UPRISE: Universal Prompt Retrieval for Improving Zero-Shot Evaluation

Large Language Models (LLMs) are popular for their impressive abilities, but the need for model-specific fine-tuning or task-specific prompt engineering can hinder their generalization. We propose UPRISE (Universal Prompt Retrieval for Improving zero-Shot Evaluation), which tunes a lightweight and versatile retriever that automatically retrieves prompts for a given zero-shot task input. Specifically, we demonstrate universality in a crosstask and cross-model scenario: the retriever is tuned on diverse tasks, but tested on unseen task types; we use a small frozen LLM, GPT-Neo-2.7B, for tuning the retriever, but test the retriever on different LLMs of much larger scales, such as BLOOM-7.1B, OPT-66B and GPT3-175B. Additionally, we show that UPRISE mitigates the hallucination problem in our experiments with ChatGPT, suggesting its potential to improve even the strongest LLMs. Our model and code are available at https://github.com/microsoft/LMOps.
Introduction. Large Language Models (LLMs) such as GPT-3 (Brown et al., 2020), OPT (Zhang et al., 2022), and BLOOM (Scao et al., 2022) have shown impressive capabilities across a wide range of tasks. Recent research proposes two main approaches to further improve their performance: fine-tuning LLMs to follow prompts (Hu et al., 2022; Houlsby et al., 2019; Zaken et al., 2022; Wei et al., 2022a; Sanh et al., 2022) and developing prompt engineering techniques to guide the LLMs (Brown et al., 2020; Wei et al., 2022b; Liu et al., 2021; Lester et al., 2021). Fine-tuning LLMs adjusts their weights to fit specific prompts. However, this can be constrained by computational limitations or the unavailability of model weights (Hu et al., 2022). Multi-task tuning provides an alternative approach to improve zeroshot task generalization (Wei et al., 2022a; Sanh et al., 2022), which partially justifies the tuning cost. Yet, the constant evolution of LLMs creates the need for tuning new models, making the cumulative fine-tuning cost a big concern. Prompt engineering constructs prompts to guide frozen LLMs.

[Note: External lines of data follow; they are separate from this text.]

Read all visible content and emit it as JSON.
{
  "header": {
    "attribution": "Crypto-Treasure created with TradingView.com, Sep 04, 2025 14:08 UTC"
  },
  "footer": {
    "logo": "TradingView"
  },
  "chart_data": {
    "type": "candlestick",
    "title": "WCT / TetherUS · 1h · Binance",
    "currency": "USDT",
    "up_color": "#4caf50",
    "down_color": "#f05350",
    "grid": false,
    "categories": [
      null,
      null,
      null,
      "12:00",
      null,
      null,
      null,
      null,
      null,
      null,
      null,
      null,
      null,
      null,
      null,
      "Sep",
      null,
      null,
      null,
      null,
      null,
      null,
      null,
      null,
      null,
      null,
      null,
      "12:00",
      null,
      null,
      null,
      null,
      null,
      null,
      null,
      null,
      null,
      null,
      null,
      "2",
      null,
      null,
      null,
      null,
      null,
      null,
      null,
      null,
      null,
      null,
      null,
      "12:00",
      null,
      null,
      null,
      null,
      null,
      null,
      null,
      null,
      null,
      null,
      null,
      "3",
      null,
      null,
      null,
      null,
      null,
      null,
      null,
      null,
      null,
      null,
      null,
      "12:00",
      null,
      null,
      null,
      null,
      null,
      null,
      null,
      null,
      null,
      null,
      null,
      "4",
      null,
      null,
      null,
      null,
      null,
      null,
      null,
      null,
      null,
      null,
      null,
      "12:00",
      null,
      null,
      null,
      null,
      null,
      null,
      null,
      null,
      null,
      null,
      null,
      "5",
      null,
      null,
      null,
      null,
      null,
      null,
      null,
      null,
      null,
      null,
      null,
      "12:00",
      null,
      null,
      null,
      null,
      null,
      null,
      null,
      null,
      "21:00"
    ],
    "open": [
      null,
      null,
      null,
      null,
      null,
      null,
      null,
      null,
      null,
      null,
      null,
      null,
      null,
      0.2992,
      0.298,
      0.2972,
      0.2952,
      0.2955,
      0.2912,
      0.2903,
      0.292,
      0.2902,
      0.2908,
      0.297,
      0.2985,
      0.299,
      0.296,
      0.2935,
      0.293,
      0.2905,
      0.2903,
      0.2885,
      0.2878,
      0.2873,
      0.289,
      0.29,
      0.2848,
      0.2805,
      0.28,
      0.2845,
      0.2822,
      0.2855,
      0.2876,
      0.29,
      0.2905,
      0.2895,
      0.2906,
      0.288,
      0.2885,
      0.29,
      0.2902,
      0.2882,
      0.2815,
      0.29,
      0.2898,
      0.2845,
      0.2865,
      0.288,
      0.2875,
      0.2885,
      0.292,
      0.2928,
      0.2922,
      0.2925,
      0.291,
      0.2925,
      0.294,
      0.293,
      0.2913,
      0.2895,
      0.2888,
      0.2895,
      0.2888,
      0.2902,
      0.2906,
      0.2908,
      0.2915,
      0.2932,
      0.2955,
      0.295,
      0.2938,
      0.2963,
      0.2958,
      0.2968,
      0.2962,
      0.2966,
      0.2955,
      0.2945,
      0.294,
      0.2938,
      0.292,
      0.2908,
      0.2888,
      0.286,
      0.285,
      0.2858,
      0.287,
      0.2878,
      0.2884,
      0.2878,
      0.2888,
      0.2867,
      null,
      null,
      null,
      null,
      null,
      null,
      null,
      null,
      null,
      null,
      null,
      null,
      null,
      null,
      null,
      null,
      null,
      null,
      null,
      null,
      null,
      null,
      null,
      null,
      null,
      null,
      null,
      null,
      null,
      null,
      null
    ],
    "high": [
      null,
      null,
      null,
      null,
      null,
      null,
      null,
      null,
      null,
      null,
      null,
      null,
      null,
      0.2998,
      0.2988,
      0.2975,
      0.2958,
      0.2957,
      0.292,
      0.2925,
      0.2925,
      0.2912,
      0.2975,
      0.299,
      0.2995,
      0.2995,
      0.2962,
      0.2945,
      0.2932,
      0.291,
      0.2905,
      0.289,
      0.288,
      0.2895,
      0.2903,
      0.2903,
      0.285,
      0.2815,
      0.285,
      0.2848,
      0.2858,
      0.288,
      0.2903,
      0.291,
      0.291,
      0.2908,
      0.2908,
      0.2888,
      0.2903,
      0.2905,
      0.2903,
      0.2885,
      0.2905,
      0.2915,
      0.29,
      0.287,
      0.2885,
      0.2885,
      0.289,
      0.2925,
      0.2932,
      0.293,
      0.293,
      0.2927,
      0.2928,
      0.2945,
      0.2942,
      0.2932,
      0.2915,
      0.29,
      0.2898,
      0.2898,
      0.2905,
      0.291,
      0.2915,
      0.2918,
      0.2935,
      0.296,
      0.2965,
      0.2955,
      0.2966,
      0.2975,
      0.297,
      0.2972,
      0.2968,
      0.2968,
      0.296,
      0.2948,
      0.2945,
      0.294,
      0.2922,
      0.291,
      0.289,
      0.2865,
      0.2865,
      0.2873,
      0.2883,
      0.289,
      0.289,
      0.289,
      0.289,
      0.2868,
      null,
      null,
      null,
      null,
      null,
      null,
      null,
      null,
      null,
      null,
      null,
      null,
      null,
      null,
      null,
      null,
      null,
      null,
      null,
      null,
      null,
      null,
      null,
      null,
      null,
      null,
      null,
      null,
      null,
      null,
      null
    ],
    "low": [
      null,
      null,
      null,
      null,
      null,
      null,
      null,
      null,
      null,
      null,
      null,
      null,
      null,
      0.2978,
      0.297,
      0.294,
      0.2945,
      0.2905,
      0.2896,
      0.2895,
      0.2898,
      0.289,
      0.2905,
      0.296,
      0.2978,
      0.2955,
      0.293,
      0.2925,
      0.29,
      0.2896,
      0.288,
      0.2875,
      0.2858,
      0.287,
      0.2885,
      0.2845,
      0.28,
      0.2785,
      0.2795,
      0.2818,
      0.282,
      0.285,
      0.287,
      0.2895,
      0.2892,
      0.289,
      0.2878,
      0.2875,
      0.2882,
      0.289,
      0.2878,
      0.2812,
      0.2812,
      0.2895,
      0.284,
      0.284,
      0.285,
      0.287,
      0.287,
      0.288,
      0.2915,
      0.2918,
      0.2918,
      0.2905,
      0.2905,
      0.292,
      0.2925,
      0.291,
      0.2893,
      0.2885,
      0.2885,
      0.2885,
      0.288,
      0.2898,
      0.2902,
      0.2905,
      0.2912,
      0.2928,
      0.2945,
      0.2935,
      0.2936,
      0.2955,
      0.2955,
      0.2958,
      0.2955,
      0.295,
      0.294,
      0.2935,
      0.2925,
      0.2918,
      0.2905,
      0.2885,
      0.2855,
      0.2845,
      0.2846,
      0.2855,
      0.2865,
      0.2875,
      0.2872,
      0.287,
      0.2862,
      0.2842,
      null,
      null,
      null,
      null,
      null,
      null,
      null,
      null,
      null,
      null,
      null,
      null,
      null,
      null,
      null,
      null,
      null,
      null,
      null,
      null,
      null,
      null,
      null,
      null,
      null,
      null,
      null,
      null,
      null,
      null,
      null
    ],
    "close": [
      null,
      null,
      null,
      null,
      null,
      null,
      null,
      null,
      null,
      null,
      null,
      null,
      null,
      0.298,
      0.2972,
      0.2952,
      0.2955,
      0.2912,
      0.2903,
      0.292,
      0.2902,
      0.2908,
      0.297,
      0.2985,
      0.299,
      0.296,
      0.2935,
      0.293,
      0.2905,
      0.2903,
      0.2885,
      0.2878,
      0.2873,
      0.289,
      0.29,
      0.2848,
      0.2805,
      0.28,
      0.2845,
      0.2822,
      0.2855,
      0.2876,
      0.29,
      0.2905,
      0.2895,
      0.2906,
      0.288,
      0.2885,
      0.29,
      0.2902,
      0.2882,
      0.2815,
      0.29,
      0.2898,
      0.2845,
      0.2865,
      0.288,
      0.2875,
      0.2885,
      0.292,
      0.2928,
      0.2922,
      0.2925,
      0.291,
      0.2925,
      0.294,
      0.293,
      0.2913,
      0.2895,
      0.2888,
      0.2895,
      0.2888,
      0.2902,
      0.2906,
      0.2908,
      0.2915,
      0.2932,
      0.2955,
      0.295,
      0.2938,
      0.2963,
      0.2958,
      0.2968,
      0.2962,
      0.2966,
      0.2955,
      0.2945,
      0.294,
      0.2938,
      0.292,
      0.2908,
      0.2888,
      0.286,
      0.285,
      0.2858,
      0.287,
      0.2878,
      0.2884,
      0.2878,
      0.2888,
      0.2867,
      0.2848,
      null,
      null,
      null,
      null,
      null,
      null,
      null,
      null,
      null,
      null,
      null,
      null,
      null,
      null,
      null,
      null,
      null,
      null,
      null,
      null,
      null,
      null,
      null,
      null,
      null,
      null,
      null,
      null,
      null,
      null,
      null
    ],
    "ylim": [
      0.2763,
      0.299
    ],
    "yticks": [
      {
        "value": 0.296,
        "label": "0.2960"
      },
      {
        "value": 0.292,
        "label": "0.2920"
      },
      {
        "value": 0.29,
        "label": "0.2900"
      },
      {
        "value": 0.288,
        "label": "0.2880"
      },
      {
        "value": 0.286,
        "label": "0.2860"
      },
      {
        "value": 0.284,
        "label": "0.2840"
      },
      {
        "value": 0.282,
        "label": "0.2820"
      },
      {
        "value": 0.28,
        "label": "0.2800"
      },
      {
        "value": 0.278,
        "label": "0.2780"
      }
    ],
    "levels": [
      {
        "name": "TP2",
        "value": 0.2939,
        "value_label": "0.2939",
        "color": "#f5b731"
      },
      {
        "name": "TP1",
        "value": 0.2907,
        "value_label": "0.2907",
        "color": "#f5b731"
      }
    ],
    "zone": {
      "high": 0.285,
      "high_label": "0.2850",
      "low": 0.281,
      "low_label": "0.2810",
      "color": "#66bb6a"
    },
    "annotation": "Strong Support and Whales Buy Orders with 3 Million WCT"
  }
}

Discussion / Conclusion. This paper explores training a lightweight and versatile prompt retriever to improve the zero-shot performance of LLMs. We investigate the retriever’s ability to generalize from the trained task types to unseen task types, and from a small LLM to different LLMs of much larger scales. We hope our paper will spur further research on developing a universal assistant for the ever-expanding landscape of tasks and large language models. While UPRISE has shown consistent performance gains on most testing clusters, it displays limited impacts on tasks that are directly formulated as language modeling, such as Coreference Resolution and Commonsense Reasoning. Future work may explore including other formats of demonstrations such as chain-of-thought (Wei et al., 2022b) to improve the performance. Besides, the universality of UPRISE has been verified on language only in our experiment, future work may explore the versatility of UPRISE by incorporating prompts such as tool-use APIs (Schick et al., 2023), and multimodal information (Huang et al., 2023; Zhang et al., 2023).